Although not uniformly effective, the K_ATP channel opener diazoxide provides the mainstay for HHI treatment.²¹ The mechanism underlying diazoxide effectiveness is inhibition of insulin release through K_ATP channel activation owing to interaction with the SUR1 subunit. Diazoxide hyperpolarizes the membrane by promoting K⁺ efflux through K_ATP channels and reduces insulin secretion by limiting calcium influx into β-cells. To be effective, diazoxide requires intact K_ATP channels at the level of the β-cell plasma membrane. In fact, diazoxide is found most effective in HHI caused by mutations in the glycolytic enzyme glucokinase, the mitochondrial enzyme glutamate dehydrogenase, and short-chain L-3-hydroxyacyl-CoA dehydrogenase, where K_ATP channels are intact.²⁸ Thus, patient stratification based on molecular diagnosis of HHI has important therapeutic implications.

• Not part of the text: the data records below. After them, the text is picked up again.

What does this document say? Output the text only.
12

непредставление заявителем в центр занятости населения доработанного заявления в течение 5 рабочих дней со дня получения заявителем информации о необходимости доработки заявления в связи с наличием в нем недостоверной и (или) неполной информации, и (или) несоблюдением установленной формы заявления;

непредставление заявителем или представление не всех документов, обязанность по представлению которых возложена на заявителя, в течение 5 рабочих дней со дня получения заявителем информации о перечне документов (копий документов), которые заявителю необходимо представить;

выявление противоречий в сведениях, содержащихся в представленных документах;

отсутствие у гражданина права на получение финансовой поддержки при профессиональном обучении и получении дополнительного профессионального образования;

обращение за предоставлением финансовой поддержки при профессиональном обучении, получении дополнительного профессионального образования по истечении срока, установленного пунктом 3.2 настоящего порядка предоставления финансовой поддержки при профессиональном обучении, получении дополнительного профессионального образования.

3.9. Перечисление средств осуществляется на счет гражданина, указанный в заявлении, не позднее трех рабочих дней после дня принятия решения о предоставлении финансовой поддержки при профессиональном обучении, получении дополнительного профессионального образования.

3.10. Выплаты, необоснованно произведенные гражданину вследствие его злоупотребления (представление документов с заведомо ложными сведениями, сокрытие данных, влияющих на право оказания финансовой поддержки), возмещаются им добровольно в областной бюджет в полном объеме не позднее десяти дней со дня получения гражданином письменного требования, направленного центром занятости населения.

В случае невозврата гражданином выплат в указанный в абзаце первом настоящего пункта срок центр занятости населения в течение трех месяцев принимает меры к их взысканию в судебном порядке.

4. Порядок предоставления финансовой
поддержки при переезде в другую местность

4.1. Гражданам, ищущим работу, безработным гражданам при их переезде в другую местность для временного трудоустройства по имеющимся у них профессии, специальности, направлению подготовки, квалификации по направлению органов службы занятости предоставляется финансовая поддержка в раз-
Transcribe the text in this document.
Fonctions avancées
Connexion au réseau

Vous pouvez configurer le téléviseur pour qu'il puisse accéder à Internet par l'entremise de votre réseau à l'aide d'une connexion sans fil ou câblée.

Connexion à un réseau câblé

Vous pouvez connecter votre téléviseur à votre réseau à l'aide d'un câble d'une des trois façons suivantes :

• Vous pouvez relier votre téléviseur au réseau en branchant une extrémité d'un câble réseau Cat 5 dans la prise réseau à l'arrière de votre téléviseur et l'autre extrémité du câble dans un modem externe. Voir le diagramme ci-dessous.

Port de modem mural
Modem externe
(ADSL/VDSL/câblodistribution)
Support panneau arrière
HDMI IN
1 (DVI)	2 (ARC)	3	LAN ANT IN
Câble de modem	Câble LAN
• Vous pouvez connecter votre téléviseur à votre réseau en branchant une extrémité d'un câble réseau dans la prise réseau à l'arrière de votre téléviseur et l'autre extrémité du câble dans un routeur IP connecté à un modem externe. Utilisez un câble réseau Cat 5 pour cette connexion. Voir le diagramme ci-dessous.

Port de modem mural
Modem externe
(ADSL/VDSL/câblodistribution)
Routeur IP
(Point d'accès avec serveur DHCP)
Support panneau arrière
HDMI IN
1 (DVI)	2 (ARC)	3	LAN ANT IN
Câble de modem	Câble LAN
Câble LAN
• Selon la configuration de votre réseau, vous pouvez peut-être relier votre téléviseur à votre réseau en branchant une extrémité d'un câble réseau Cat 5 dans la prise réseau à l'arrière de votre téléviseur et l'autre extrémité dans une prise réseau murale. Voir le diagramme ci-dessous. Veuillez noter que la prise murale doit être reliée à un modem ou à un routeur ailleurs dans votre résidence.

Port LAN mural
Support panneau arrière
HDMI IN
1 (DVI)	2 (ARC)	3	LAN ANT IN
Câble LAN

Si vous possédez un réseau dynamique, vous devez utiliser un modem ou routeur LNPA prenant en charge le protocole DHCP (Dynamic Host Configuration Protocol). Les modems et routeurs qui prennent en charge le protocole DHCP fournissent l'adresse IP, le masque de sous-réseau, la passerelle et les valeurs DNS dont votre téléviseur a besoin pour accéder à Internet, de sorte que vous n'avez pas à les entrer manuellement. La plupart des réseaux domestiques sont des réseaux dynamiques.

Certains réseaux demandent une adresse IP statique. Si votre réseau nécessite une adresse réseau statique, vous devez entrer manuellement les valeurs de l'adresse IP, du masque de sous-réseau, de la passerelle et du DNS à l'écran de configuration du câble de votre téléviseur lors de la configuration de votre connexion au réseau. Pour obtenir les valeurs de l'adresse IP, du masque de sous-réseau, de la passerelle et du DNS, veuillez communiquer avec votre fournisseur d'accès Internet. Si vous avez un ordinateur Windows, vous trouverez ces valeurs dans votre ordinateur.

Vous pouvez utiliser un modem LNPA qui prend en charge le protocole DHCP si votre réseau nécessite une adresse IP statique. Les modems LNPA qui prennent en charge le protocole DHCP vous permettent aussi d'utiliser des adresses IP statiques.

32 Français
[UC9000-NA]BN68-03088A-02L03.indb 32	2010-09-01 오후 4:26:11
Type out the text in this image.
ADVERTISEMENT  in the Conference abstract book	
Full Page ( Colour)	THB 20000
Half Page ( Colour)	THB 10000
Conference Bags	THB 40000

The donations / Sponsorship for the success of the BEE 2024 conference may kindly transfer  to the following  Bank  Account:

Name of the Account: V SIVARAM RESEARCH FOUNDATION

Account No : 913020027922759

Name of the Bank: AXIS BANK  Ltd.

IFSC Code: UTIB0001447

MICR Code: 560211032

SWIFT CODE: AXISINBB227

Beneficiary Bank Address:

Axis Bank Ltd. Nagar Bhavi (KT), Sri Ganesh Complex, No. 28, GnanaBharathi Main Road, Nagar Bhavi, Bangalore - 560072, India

K_ATP CHANNELS AND CARDIOVASCULAR DISEASE

As membrane-based metabolic sensors regulating cardiomyocyte excitability, myocardial K_ATP channels are critical in cardiac adaptation to ischemia, in the “flight-or-fight” response, and in heart failure.⁴ Mishandling of myocardial calcium balance under stress is an established mediator in the pathogenesis of cardiomyopathy, with calcium loading recognized as a major elicitor of myocyte maladaptive remodeling that gradually progresses to contractile dysfunction and ultimately decompensates into congestive heart failure.³⁰ To this end, K_ATP channels have emerged as novel protectors against cardiac maladaptation to stress, with hearts deficient in functional K_ATP channels found susceptible to calcium- dependent maladaptive remodeling, progressing to organ failure and death.³¹ Mutations in ABCC9, the gene encoding the SUR2A protein, have been found in patients with idiopathic heart failure and rhythm disturbances likely caused by dysfunctional phenotype of the mutant channel with metabolic sensing deficit.^32,33 K_ATP channel-pore polymorphisms (P266T and R371H) have also been linked to sudden cardiac death.³⁴ Patch-clamp studies in these cases demonstrate lack of allosteric modulation between intracellular pH and ATP, with decreased expression and altered current ratios of mutant channels likely compromising the beneficial effect of K_ATP channel during stress and thus contributing to the sudden cardiac death syndrome.³⁴ Implication of K_ATP channel in the genetics of heart failure and rhythm disorders identifies potassium channel openers as novel therapeutics in these patients.

SUMMARY

Polymorphisms in K_ATP channel genes, underscoring the channel’s diverse distribution and critical role in several organ systems, have profound implications in both disease manifestation and dictating therapeutic response. With advances in our understanding of how specific polymorphisms impact channel behavior, new strategies to exploit this information would refine therapeutic management in the context of translating discovery at the bench to personalized medicine at the bedside.³⁵ With established importance in disorders of glucose metabolism and emerging significance in cardiovascular pathology, K_ATP channel dysfunction emerges as a novel channelopathy ripe for pharmacogenomic investigation.